KAGH-FM
- Crossett, Arkansas; United States;
- Frequency: 104.9 MHz
- Branding: Today's Country 104.9

Programming
- Format: Country
- Affiliations: CBS News Radio

Ownership
- Owner: Crossett Radio; (Ashley County Broadcasters, Inc.);
- Sister stations: KAGH (AM), KWLT

History
- First air date: March 16, 1967

Technical information
- Licensing authority: FCC
- Facility ID: 2936
- Class: A
- ERP: 6,000 watts
- HAAT: 100 meters (330 feet)
- Transmitter coordinates: 33°08′05″N 91°56′49″W﻿ / ﻿33.13472°N 91.94694°W

Links
- Public license information: Public file; LMS;
- Website: KAGH-FM Online

= KAGH-FM =

KAGH-FM (104.9 MHz, "Today's Country 104.9") is a radio station licensed to serve Crossett, Arkansas, United States. The station is owned by Crossett Radio and licensed to Peggy S. Medlin's Ashley County Broadcasters, Inc.
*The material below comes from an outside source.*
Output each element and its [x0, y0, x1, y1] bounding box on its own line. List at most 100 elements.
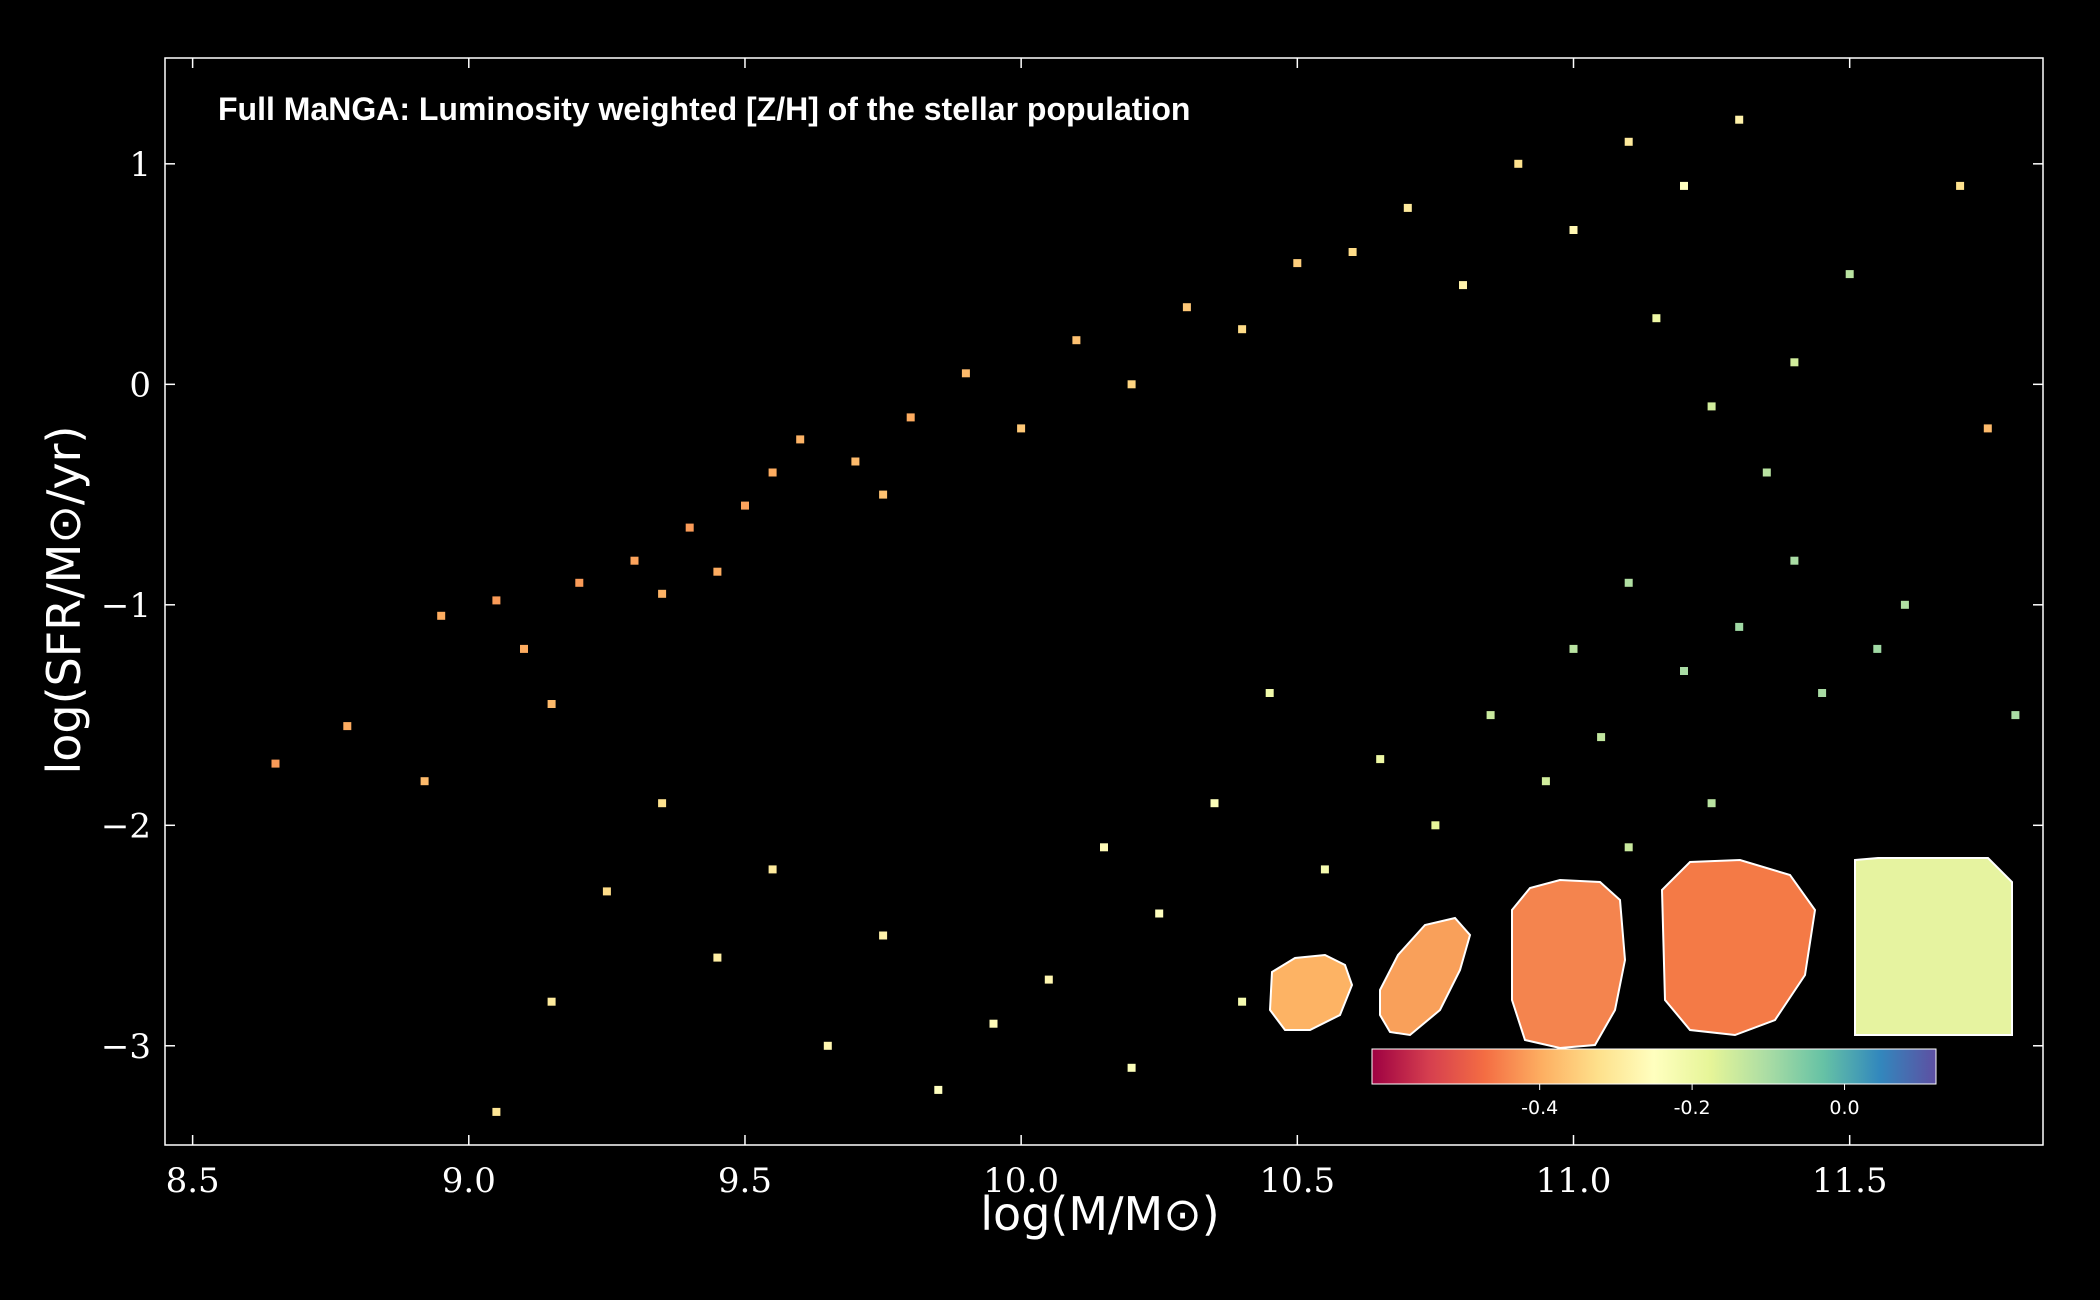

The station airs a country music format. In addition to its usual music programming, KAGH-FM also airs St. Louis Cardinals baseball games and Arkansas Razorbacks football games.

The station was assigned the KAGH-FM call letters by the Federal Communications Commission on March 16, 1967 according to the Northwest Arkansas Times.